Cinnamon Chips Origin and Health Benefits
Everyone has heard of cinnamon. It is the brown bark of the cinnamon tree. When the bark is dried, it rolls up in what is called a quill. In the store this is called cinnamon sticks. Cinnamon is more often used as a powder.
As plentiful as cinnamon seems to be, it is a surprising fact that real cinnamon is hard to get. Most cinnamon sold in the U.S. is really cassia, also known as Chinese cinnamon. To find real cinnamon, go to a spice or health food shop. It is grown in Sri Lanka and is called Ceylon cinnamon after the former name for Sri Lanka. Today the country exports 10,000 to 12,000 metric tons annually.
Cinnamon has a long history dating back to 2800 BC in China. The name comes from the Greek word kinnamomon. It is mentioned four times in the Bible, famous for its fragrance. The priests used it in their holy anointing oil (Exodus 30:23). It was also used simply because of its fragrant smell (Proverbs 7:17; Song of Solomon 4:14; Revelation 18:13). Cinnamon gets its flavor and scent from cinnamaldehyde, a compound in the bark.
In Ancient Egypt and Rome, cinnamon was used in the embalming process. The Egyptians also used cinnamon medicinally and as a flavoring in food and beverages. In the Middle Ages, cinnamon was only affordable by the elite of society. A person’s social rank could be determined by the number of spices he owned.
Cinnamon has health benefits as well as its use as a spice. For example, studies indicate that 1/2 teaspoon of cinnamon each day may lower LDL cholesterol. It is also used to stop some types of yeast infections. Cinnamon has aided those with Type 2 diabetes by helping their bodies regulate blood sugar.
The U.S. Department of Agriculture in Maryland showed that cinnamon reduced the spread of leukemia and lymphoma cancer cells.
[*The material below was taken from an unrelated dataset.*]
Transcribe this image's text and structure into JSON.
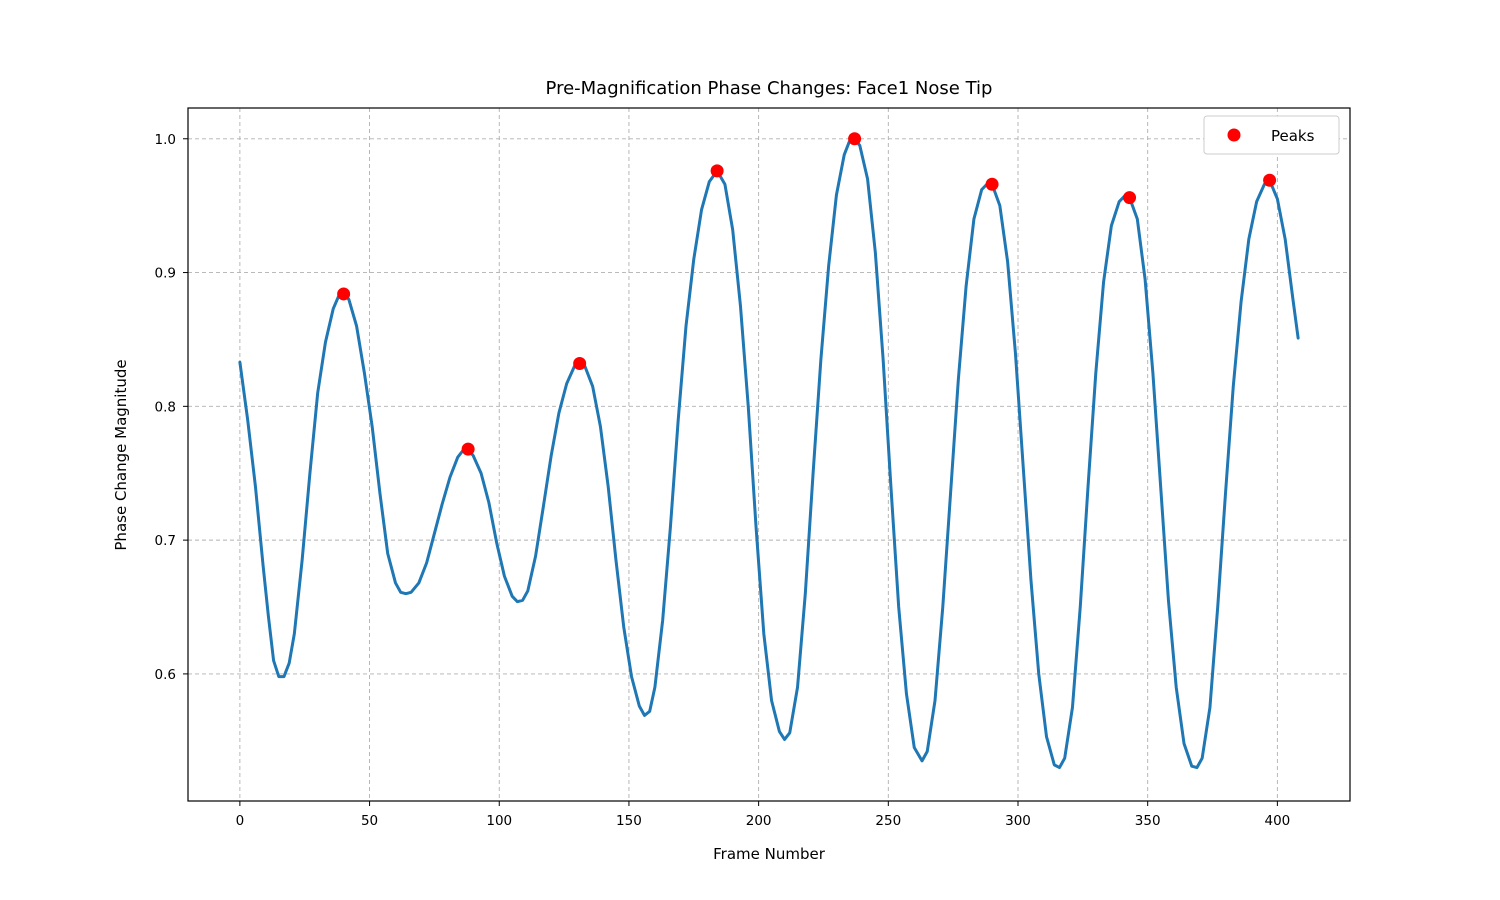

Cinnamon also has an anti-clotting effect on the blood. At Copenhagen University, researchers found that in just one week cinnamon was effective in reducing arthritic pain. It also inhibits bacterial growth and food spoilage, making it a natural food preservative.
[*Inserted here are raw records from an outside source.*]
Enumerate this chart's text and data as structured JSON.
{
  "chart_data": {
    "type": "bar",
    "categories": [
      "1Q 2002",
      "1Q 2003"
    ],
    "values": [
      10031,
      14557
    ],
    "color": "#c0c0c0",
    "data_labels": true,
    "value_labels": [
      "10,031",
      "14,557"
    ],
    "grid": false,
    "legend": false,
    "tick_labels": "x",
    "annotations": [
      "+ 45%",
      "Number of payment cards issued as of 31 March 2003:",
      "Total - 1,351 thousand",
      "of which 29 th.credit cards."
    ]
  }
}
Regular use of cinnamon also boosts cognitive function and memory, and fights the E. coli bacteria in unpasteurized juices. It is a great source of manganese, fiber, iron, and calcium. The combination of calcium and fiber can help to remove bile, which prevents damage to colon cells. This helps prevent colon cancer. Fiber also can help with the relief of constipation and irritable bowel syndrome.
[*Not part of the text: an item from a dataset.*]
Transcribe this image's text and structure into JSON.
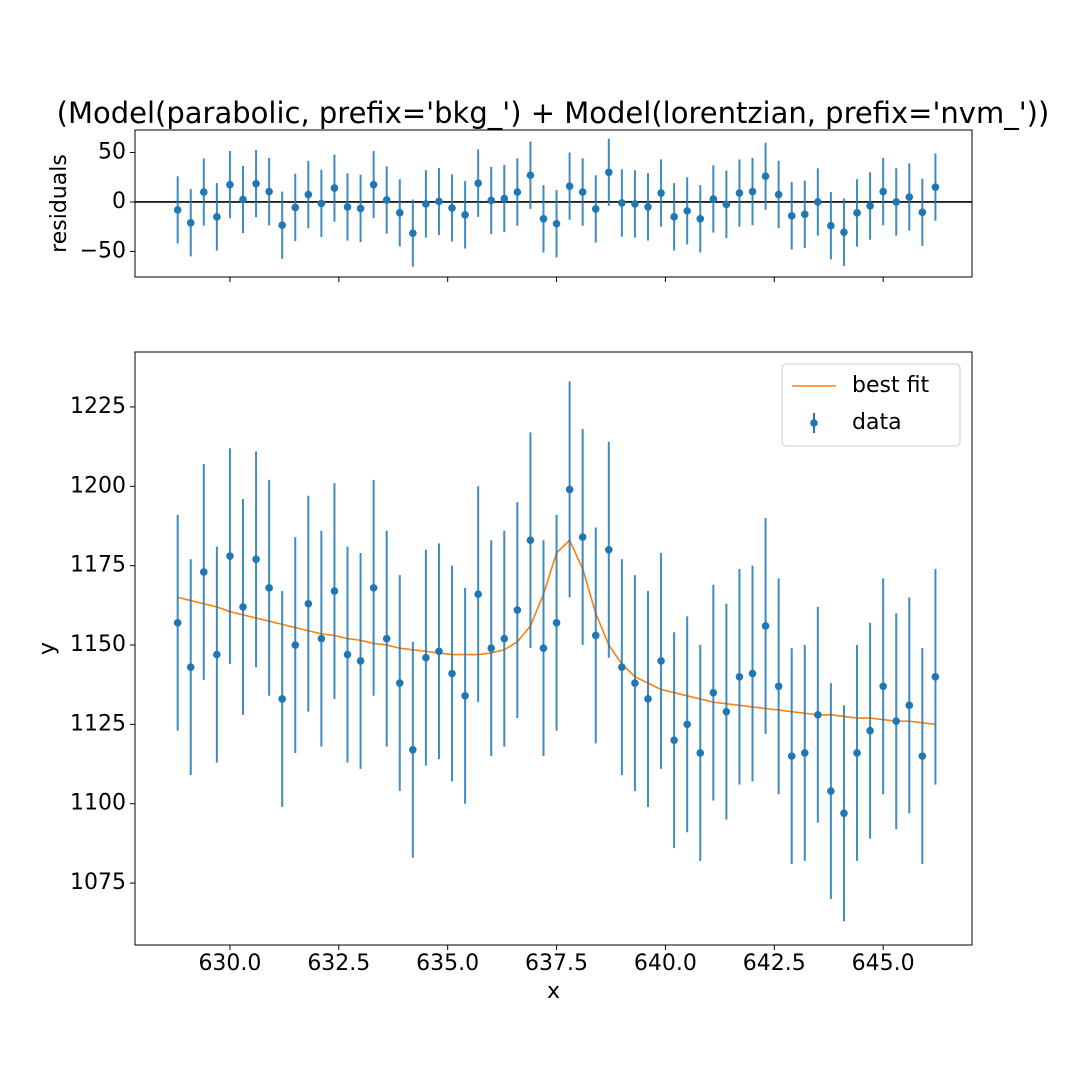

Cinnamon has antibacterial, antiparasitic, and antifungal properties. It has been used to treat oral yeast infections, vaginal yeast infections, stomach ulcers, and head lice. These healing qualities come from the three chemicals found in the essential oils of its bark.
In addition to the active components in its essential oils and its nutrient composition, cinnamon has also been valued in energy-based medical systems, such as traditional Chinese medicine, for its warming qualities. Cinnamon has also been used to provide relief when faced with the onset of a cold or flu, especially when mixed in a tea with some fresh ginger.
Some suggestions on using cinnamon: Enjoy cinnamon toast with a healthy twist. Drizzle flax seed oil onto whole wheat toast and then sprinkle with cinnamon and honey. Simmer cinnamon sticks with soy milk and honey for a deliciously warming beverage. Adding ground cinnamon to black beans to be used in burritos or nachos will give them a uniquely delicious taste. Healthy saute lamb with eggplant, raisins and cinnamon sticks to create a Middle Eastern inspired meal. Add ground cinnamon when preparing curries.
Cinnamon is not a cure all. It should not be used in place of medications. Neither overdose on cinnamon, for too much could be toxic. To keep cinnamon sticks and powder fresh, store in a dark, cool, dry place in a tightly closed glass container. The sweet smell will tell you it is still fresh.